LEADING IN MOTION

Blog located in Hiring & Employment, Small Business posted on

Are you losing your best employees? Is your retention rate skyrocketing? Perhaps you’re promoting the wrong people, or not honoring your commitments.

But it’s not the end of the world! Your best people CAN come back to you. Here’s how to make it happen.

1.Tell them they’re welcome back!

If your best employees still feel you value them at time they leave, there’s a chance they will come back. There is a caveat, however. You need to fix the issues that drove them away.

To do this, you need to conduct a SWOT analysis of your business. You need to know your strengths, your weaknesses, your opportunities and threats. Here are some questions to get you started:

Do you recognize contributions and reward good work?

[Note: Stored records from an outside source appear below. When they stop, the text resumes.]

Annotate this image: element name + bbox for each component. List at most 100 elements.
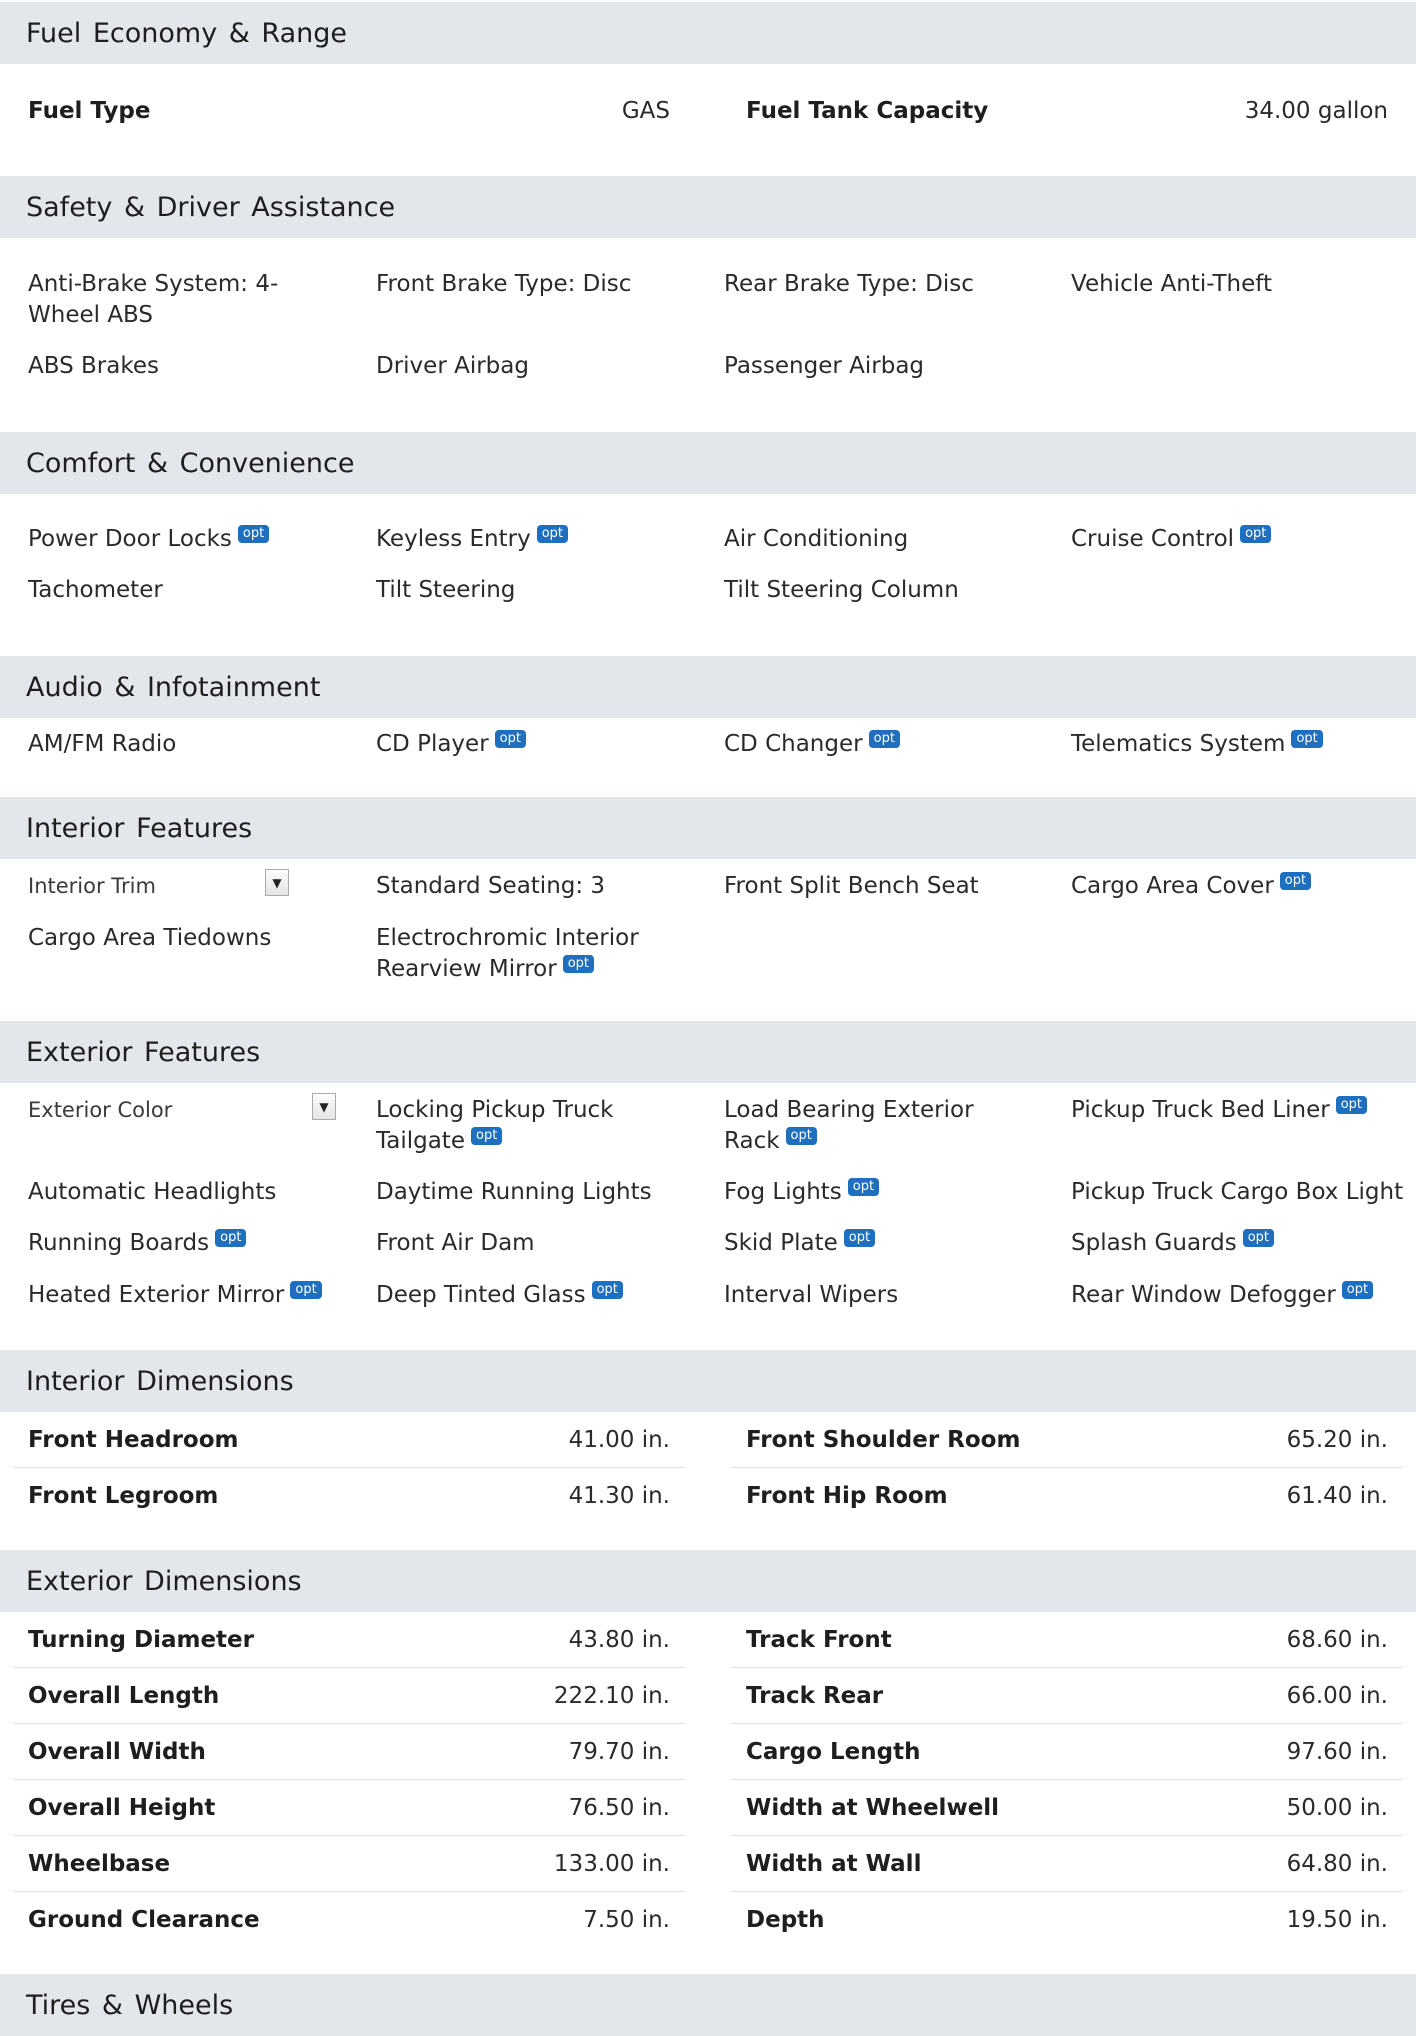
- section-header-safety: Safety & Driver Assistance: [0, 176, 1416, 238]
- optional-badge: opt: [290, 1281, 322, 1299]
- spec-value: 65.20 in.: [1286, 1426, 1388, 1453]
- spec-value: 97.60 in.: [1286, 1738, 1388, 1765]
- spec-label: Fuel Type: [28, 98, 151, 124]
- section-header-audio: Audio & Infotainment: [0, 656, 1416, 718]
- spec-label: Width at Wall: [746, 1850, 922, 1877]
- optional-badge: opt: [536, 525, 569, 543]
- spec-label: Width at Wheelwell: [746, 1794, 1000, 1821]
- spec-row: Turning Diameter 43.80 in.: [13, 1612, 685, 1668]
- spec-row: Front Headroom 41.00 in.: [13, 1412, 685, 1468]
- spec-value: 41.30 in.: [568, 1483, 670, 1509]
- chevron-down-icon[interactable]: ▼: [312, 1093, 336, 1120]
- feature-label: Keyless Entry: [376, 526, 531, 552]
- spec-row: Overall Length 222.10 in.: [13, 1668, 685, 1724]
- exterior-color-label: Exterior Color: [28, 1098, 173, 1122]
- feature-label: AM/FM Radio: [28, 731, 177, 757]
- feature-label: Tachometer: [28, 577, 163, 603]
- feature-item: Heated Exterior Mirror opt: [28, 1280, 348, 1311]
- interior-trim-label: Interior Trim: [28, 874, 156, 898]
- spec-value: 34.00 gallon: [1244, 98, 1388, 124]
- chevron-down-icon[interactable]: ▼: [265, 869, 289, 896]
- feature-label: Interval Wipers: [724, 1282, 899, 1308]
- feature-item: CD Changer opt: [724, 729, 1044, 760]
- spec-label: Wheelbase: [28, 1850, 171, 1877]
- optional-badge: opt: [1291, 730, 1323, 748]
- spec-value: 66.00 in.: [1286, 1682, 1388, 1709]
- feature-label: Passenger Airbag: [724, 353, 925, 379]
- spec-value: 64.80 in.: [1286, 1850, 1388, 1877]
- feature-item: Interval Wipers: [724, 1280, 1044, 1311]
- spec-label: Ground Clearance: [28, 1907, 260, 1933]
- feature-label: Rear Window Defogger: [1071, 1282, 1336, 1308]
- spec-row: Width at Wheelwell 50.00 in.: [731, 1780, 1403, 1836]
- feature-label: Heated Exterior Mirror: [28, 1282, 285, 1308]
- optional-badge: opt: [591, 1281, 623, 1299]
- section-title: Interior Features: [26, 812, 253, 844]
- feature-label: Fog Lights: [724, 1179, 842, 1205]
- spec-label: Overall Length: [28, 1682, 220, 1709]
- feature-item: Tachometer: [28, 575, 348, 606]
- feature-item: Front Split Bench Seat: [724, 871, 1044, 902]
- feature-label: CD Changer: [724, 731, 863, 757]
- spec-value: 79.70 in.: [568, 1738, 670, 1765]
- spec-label: Front Hip Room: [746, 1483, 948, 1509]
- feature-item: Power Door Locks opt: [28, 524, 348, 555]
- section-title: Exterior Features: [26, 1036, 261, 1068]
- feature-item: Tilt Steering Column: [724, 575, 1044, 606]
- feature-label: Standard Seating: 3: [376, 873, 606, 899]
- feature-label: Pickup Truck Cargo Box Light: [1071, 1179, 1404, 1205]
- feature-item: Keyless Entry opt: [376, 524, 696, 555]
- spec-label: Depth: [746, 1907, 825, 1933]
- section-header-comfort: Comfort & Convenience: [0, 432, 1416, 494]
- feature-label: Air Conditioning: [724, 526, 909, 552]
- spec-label: Overall Width: [28, 1738, 206, 1765]
- feature-item: Skid Plate opt: [724, 1228, 1044, 1259]
- feature-item: ABS Brakes: [28, 351, 348, 382]
- feature-label: Load Bearing Exterior Rack: [724, 1097, 974, 1154]
- feature-item: Locking Pickup Truck Tailgate opt: [376, 1095, 626, 1157]
- section-header-interior-dimensions: Interior Dimensions: [0, 1350, 1416, 1412]
- feature-label: Tilt Steering: [376, 577, 516, 603]
- section-title: Tires & Wheels: [26, 1989, 234, 2021]
- spec-label: Front Shoulder Room: [746, 1426, 1021, 1453]
- spec-row: Wheelbase 133.00 in.: [13, 1836, 685, 1892]
- feature-item: Driver Airbag: [376, 351, 696, 382]
- section-header-exterior: Exterior Features: [0, 1021, 1416, 1083]
- feature-label: Front Split Bench Seat: [724, 873, 979, 899]
- optional-badge: opt: [1279, 872, 1312, 890]
- feature-label: Cruise Control: [1071, 526, 1235, 552]
- optional-badge: opt: [847, 1178, 880, 1196]
- spec-row: Front Hip Room 61.40 in.: [731, 1468, 1403, 1524]
- feature-label: Telematics System: [1071, 731, 1286, 757]
- section-title: Comfort & Convenience: [26, 447, 355, 479]
- spec-value: 7.50 in.: [583, 1907, 670, 1933]
- spec-value: 61.40 in.: [1286, 1483, 1388, 1509]
- spec-row-tank-capacity: Fuel Tank Capacity 34.00 gallon: [731, 83, 1403, 139]
- optional-badge: opt: [1341, 1281, 1374, 1299]
- optional-badge: opt: [1240, 525, 1272, 543]
- feature-item: Standard Seating: 3: [376, 871, 696, 902]
- feature-item: Front Air Dam: [376, 1228, 696, 1259]
- feature-item: Electrochromic Interior Rearview Mirror o…: [376, 923, 666, 985]
- feature-item: Rear Window Defogger opt: [1071, 1280, 1411, 1311]
- feature-item: Air Conditioning: [724, 524, 1044, 555]
- feature-item: Cargo Area Tiedowns: [28, 923, 348, 954]
- feature-item: Running Boards opt: [28, 1228, 348, 1259]
- optional-badge: opt: [785, 1127, 817, 1145]
- feature-item: CD Player opt: [376, 729, 696, 760]
- spec-value: 41.00 in.: [568, 1426, 670, 1453]
- spec-label: Front Headroom: [28, 1426, 239, 1453]
- spec-row: Width at Wall 64.80 in.: [731, 1836, 1403, 1892]
- section-title: Safety & Driver Assistance: [26, 191, 396, 223]
- feature-label: Front Brake Type: Disc: [376, 271, 632, 297]
- spec-row: Front Legroom 41.30 in.: [13, 1468, 685, 1524]
- feature-item: Passenger Airbag: [724, 351, 1044, 382]
- optional-badge: opt: [237, 525, 270, 543]
- feature-label: Locking Pickup Truck Tailgate: [376, 1097, 614, 1154]
- feature-label: Anti-Brake System: 4-Wheel ABS: [28, 271, 279, 328]
- feature-item: Tilt Steering: [376, 575, 696, 606]
- feature-item: Pickup Truck Bed Liner opt: [1071, 1095, 1411, 1126]
- spec-value: GAS: [621, 98, 670, 124]
- section-title: Interior Dimensions: [26, 1365, 294, 1397]
- feature-item: Pickup Truck Cargo Box Light: [1071, 1177, 1411, 1208]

Do you care about your employees?

Do you hire and promote the wrong people?

Do you honor your commitments?

Do you increase their workload without changing their status?

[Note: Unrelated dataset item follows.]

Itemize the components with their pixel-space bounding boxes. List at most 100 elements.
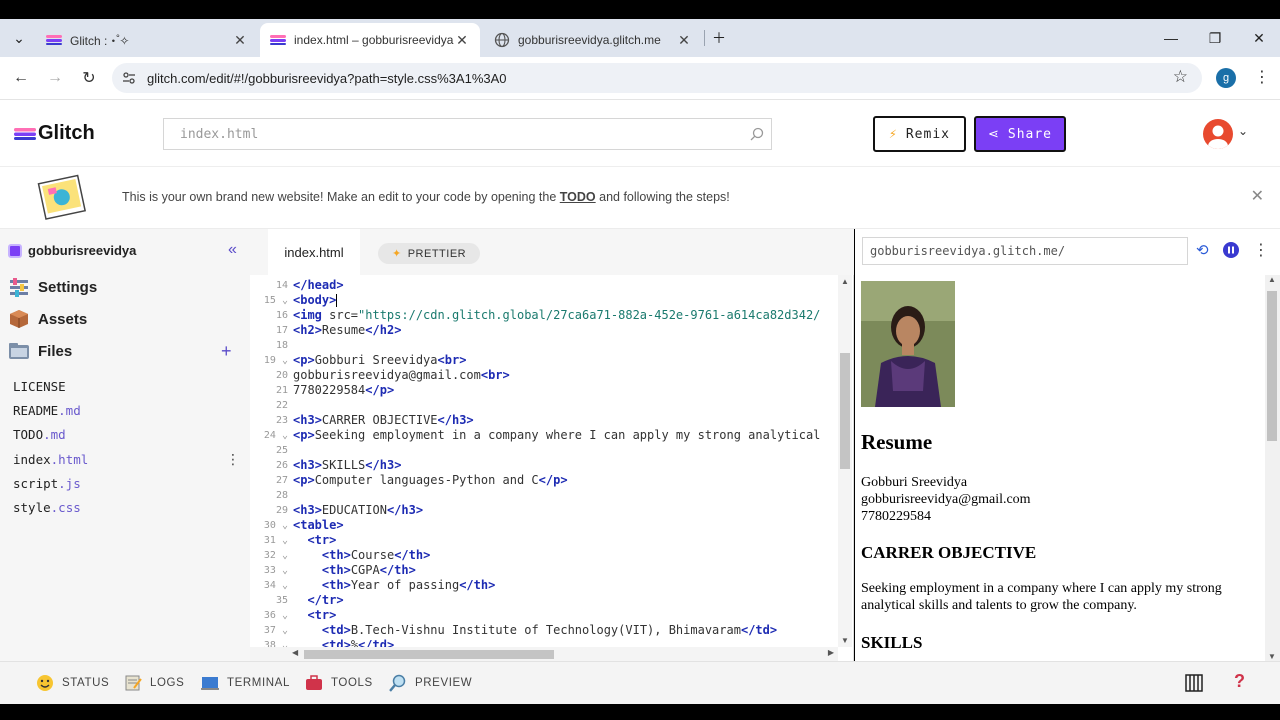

The above questions must be answered and flaws addressed. Otherwise, your good employees will continue to leave, and won’t return even if you ask them.

2. Counter-offer

Understand what it would take to prevent your best employees from leaving by asking them why they are resigning. If you can give them better offer than the competitor, do it.

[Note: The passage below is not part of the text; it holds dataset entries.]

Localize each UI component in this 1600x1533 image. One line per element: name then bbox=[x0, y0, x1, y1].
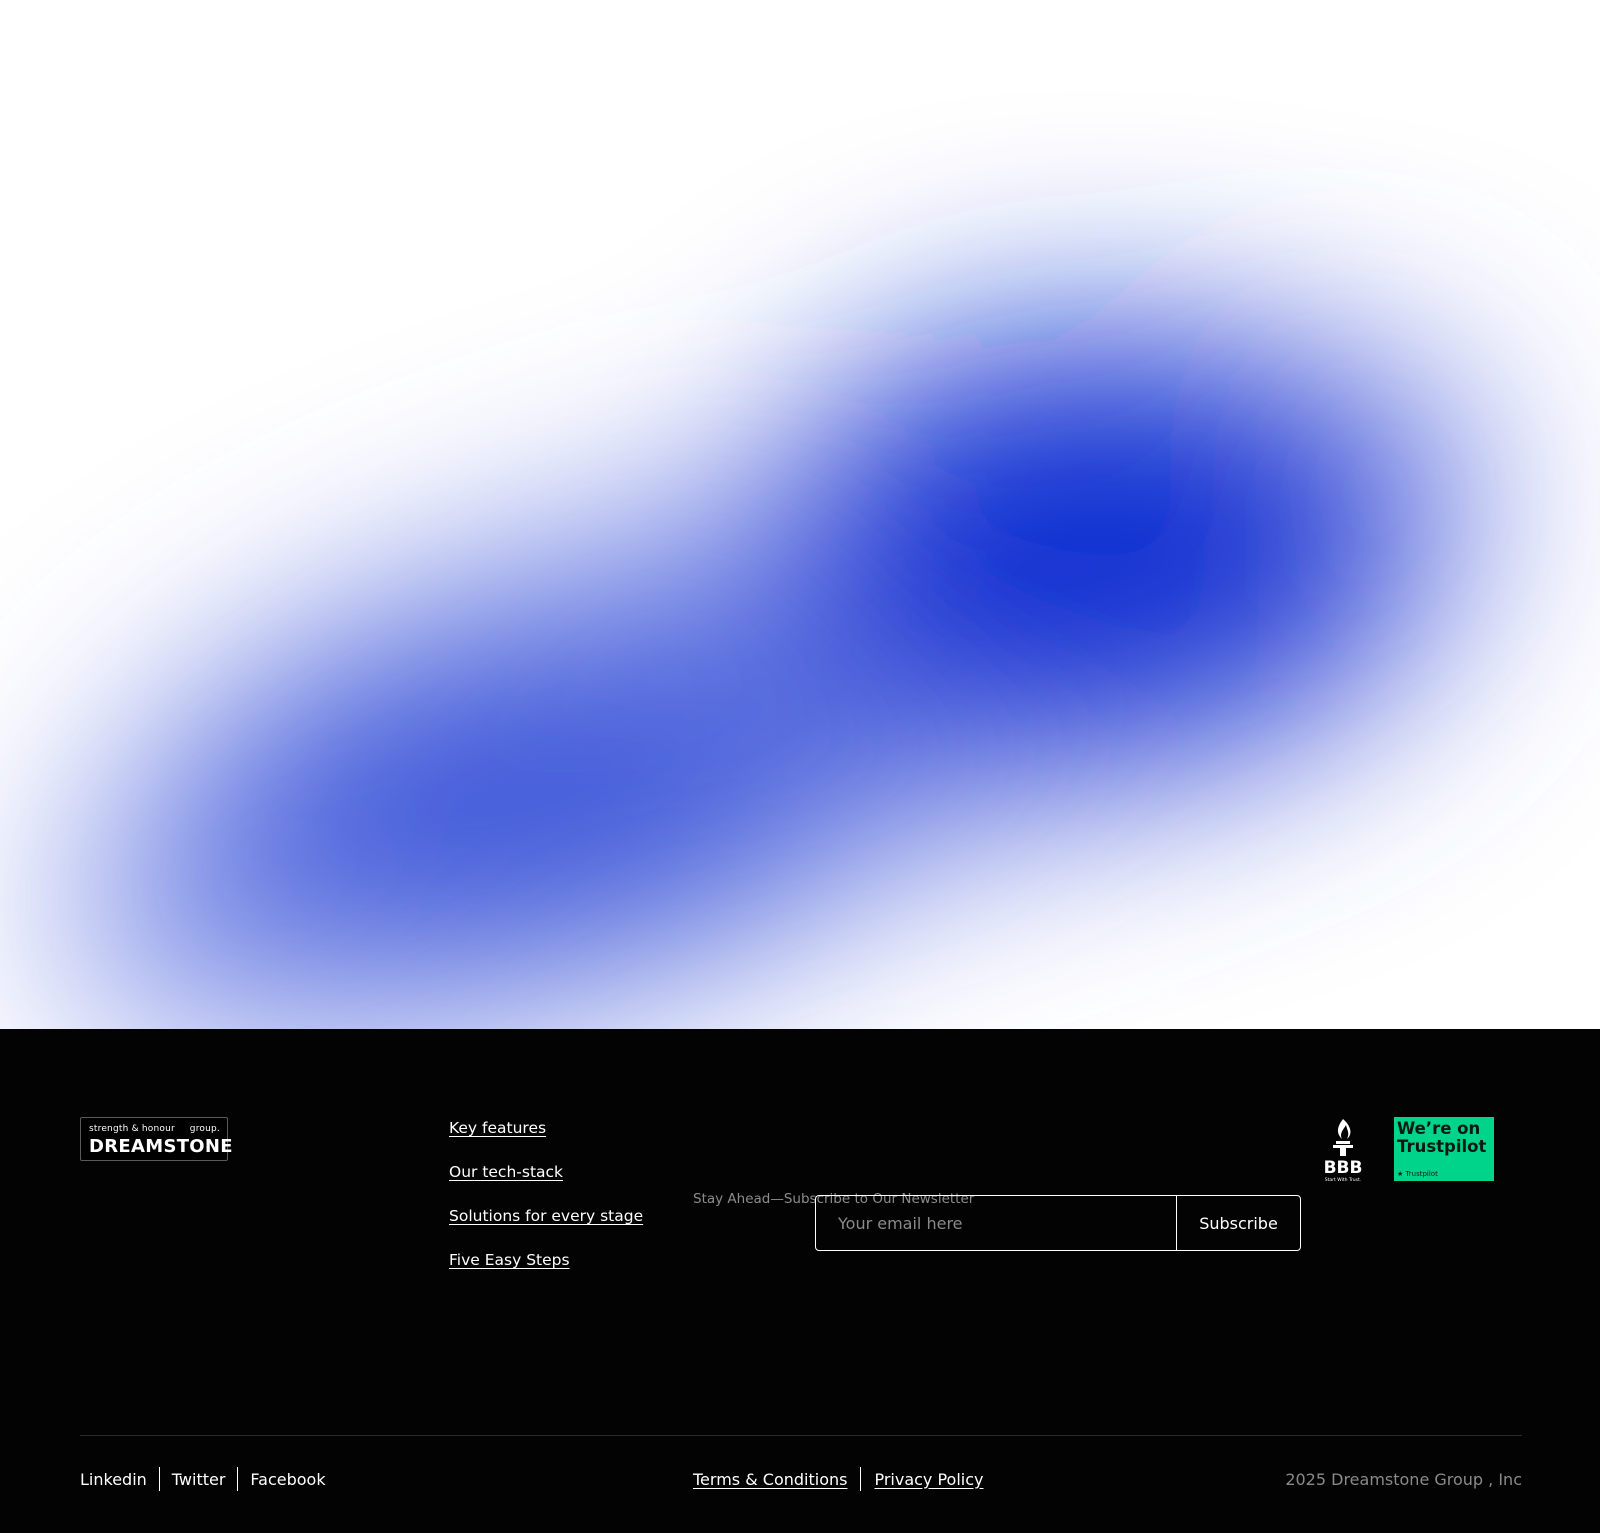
trustpilot-subtext: Trustpilot bbox=[1405, 1170, 1438, 1178]
blob-right-core bbox=[780, 335, 1400, 755]
bbb-subtext: Start With Trust. bbox=[1325, 1177, 1361, 1183]
legal-links: Terms & Conditions Privacy Policy bbox=[693, 1467, 984, 1491]
privacy-link[interactable]: Privacy Policy bbox=[874, 1470, 983, 1489]
footer-nav-item: Solutions for every stage bbox=[449, 1206, 643, 1250]
logo-wordmark: DREAMSTONE bbox=[89, 1136, 233, 1157]
site-footer: strength & honour group. DREAMSTONE Key … bbox=[0, 1029, 1600, 1533]
subscribe-button[interactable]: Subscribe bbox=[1176, 1196, 1300, 1250]
social-link-twitter[interactable]: Twitter bbox=[172, 1470, 226, 1489]
star-icon: ★ bbox=[1397, 1170, 1404, 1178]
logo-tagline: strength & honour bbox=[89, 1124, 175, 1134]
dreamstone-logo[interactable]: strength & honour group. DREAMSTONE bbox=[80, 1117, 233, 1161]
trustpilot-badge[interactable]: We’re on Trustpilot ★ Trustpilot bbox=[1394, 1117, 1494, 1181]
bbb-text: BBB bbox=[1324, 1158, 1363, 1178]
terms-link[interactable]: Terms & Conditions bbox=[693, 1470, 847, 1489]
bbb-badge[interactable]: BBB Start With Trust. bbox=[1320, 1117, 1366, 1183]
separator bbox=[158, 1467, 160, 1491]
nav-link-five-easy-steps[interactable]: Five Easy Steps bbox=[449, 1251, 570, 1269]
blob-left-core bbox=[220, 660, 860, 960]
bbb-torch-icon: BBB Start With Trust. bbox=[1324, 1119, 1363, 1183]
separator bbox=[237, 1467, 239, 1491]
nav-link-tech-stack[interactable]: Our tech-stack bbox=[449, 1163, 563, 1181]
trustpilot-title: We’re on Trustpilot bbox=[1397, 1119, 1487, 1156]
nav-link-solutions[interactable]: Solutions for every stage bbox=[449, 1207, 643, 1225]
footer-nav-item: Five Easy Steps bbox=[449, 1250, 643, 1294]
social-link-linkedin[interactable]: Linkedin bbox=[80, 1470, 147, 1489]
copyright-text: 2025 Dreamstone Group , Inc bbox=[1285, 1470, 1522, 1489]
separator bbox=[860, 1467, 862, 1491]
social-link-facebook[interactable]: Facebook bbox=[250, 1470, 325, 1489]
trustpilot-footer: ★ Trustpilot bbox=[1397, 1170, 1438, 1178]
social-links: Linkedin Twitter Facebook bbox=[80, 1467, 326, 1491]
footer-divider bbox=[80, 1435, 1522, 1436]
logo-group-text: group. bbox=[189, 1124, 220, 1134]
footer-nav-item: Key features bbox=[449, 1118, 643, 1162]
nav-link-key-features[interactable]: Key features bbox=[449, 1119, 546, 1137]
newsletter-form: Subscribe bbox=[815, 1195, 1301, 1251]
footer-nav: Key features Our tech-stack Solutions fo… bbox=[449, 1118, 643, 1294]
newsletter-email-input[interactable] bbox=[816, 1196, 1176, 1250]
hero-section bbox=[0, 0, 1600, 1029]
footer-nav-item: Our tech-stack bbox=[449, 1162, 643, 1206]
gradient-blob-background bbox=[68, 335, 1478, 1029]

But remember that your best employees aren’t necessarily leaving you for a better salary. Increasing their salary to keep them is like using a band aid on an open wound. Get a deeper understanding of your flaws in order to fix the root cause of their resignation.

 3. Keep in touch

 When your best employee leaves you, you don’t need to burn bridges. Keep in touch on LinkedIn, Twitter or Facebook.  Find reasons to take them out for coffee. Chances are they left you for competitors and therefore, keeping in touch will help you be in tune with what’s going on in your industry. More importantly, it gives you an opportunity to share the changes you’ve made in those same areas your employee felt you were weak at.

 4. Promote and recognize

 If you’re open to welcoming your employee back, then you would probably also be open to providing excellent references. Go beyond what’s required by law by sharing more than just the employee’s position, the time he/she has been with you and the role. Elaborate on how they executed their tasks. Show them their performance didn’t go unnoticed.

Leading in motion  does not mean being discouraged by drawbacks. On the contrary: it’s turning a negative into a positive. It’s your ability to welcome back great ex-employees.